Well, R is a statistics language similar to SAS or SPSS. It’s a powerful, extensible environment, and as noted above, it has a wide range of statistics and data visualization capabilities. It’s easy to install and use, and it’s free – downloadable from the CRAN R project website.

In contrast, statisticians and data analysts typically don’t know SQL and are not familiar with database tasks. R provides statisticians and data analysts access a wide range of analytical capabilities in a natural statistical language, allowing them to remain highly productive. For example, writing R functions is simple and can be done quickly. Functions can be made to return R objects that can be easily passed to and manipulated by other R functions. By comparison, traditional statistical tools can make the implementation of functions cumbersome, such that programmers resort to macro-oriented programming constructs instead.

So why do we need anything else?

R was conceived as a single user tool that is not multi-threaded.  The client and server components are bundled together as a single executable, much like Excel.

R is limited by the memory and processing power of the machine where it runs, but in addition, being single threaded, it cannot automatically leverage the CPU capacity on a user’s multi-processor laptop without special packages and programming.

However, there is another issue that limits R’s scalability…

R’s approach to passing data between function invocations results in data duplication – this chews up memory faster. So inherently, R is not good for big data, or depending on the machine and tasks, even gigabyte-sized data sets.
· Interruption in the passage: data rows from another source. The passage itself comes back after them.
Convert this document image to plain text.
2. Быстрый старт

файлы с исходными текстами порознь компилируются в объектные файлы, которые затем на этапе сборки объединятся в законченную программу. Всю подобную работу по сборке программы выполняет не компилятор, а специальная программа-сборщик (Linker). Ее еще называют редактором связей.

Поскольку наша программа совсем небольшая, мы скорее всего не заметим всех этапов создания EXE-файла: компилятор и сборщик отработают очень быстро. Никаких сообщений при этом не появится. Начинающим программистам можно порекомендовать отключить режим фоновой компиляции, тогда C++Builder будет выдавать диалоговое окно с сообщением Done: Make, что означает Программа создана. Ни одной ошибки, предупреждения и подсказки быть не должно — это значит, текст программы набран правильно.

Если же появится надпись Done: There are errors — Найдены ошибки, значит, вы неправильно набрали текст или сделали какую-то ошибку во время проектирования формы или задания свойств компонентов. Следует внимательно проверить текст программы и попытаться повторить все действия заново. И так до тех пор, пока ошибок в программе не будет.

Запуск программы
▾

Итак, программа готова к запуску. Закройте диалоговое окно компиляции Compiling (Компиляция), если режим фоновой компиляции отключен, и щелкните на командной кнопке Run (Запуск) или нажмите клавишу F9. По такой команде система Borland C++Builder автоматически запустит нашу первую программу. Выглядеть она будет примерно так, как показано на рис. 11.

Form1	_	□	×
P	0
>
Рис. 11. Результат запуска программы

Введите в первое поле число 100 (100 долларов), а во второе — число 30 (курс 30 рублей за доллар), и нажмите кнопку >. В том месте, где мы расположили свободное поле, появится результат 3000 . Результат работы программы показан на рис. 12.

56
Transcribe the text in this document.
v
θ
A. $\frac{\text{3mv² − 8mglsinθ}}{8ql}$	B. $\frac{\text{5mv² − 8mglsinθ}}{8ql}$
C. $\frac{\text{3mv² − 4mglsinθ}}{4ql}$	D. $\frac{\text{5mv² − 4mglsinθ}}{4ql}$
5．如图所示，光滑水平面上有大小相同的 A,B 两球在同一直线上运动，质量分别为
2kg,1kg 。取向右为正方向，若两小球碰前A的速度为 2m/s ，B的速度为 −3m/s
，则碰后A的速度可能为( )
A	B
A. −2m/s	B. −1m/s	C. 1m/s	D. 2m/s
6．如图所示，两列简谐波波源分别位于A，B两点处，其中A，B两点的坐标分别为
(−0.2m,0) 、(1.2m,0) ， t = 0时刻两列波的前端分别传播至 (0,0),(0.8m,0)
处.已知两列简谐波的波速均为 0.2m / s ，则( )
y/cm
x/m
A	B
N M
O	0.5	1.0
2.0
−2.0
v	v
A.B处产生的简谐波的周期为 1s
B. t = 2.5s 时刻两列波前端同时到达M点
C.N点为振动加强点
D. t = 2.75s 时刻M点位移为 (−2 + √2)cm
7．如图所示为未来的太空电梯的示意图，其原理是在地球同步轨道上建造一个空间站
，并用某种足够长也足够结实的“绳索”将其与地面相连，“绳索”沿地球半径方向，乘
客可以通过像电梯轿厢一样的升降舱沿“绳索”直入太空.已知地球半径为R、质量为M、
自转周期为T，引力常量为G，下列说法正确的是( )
This is where Oracle R Enterprise comes in. As we'll continue to discuss in this blog, Oracle R Enterprise lifts this memory and computational constraint found in R today by executing requested R calculations on data in the database, using the database itself as the computational engine. Oracle R Enterprise allows users to further leverage Oracle's engineered systems, like Exadata, Big Data Appliance, and Exalytics, for enterprise-wide analytics, as well as reporting tools like Oracle Business Intelligence Enterprise Edition dashboards and BI Publisher documents.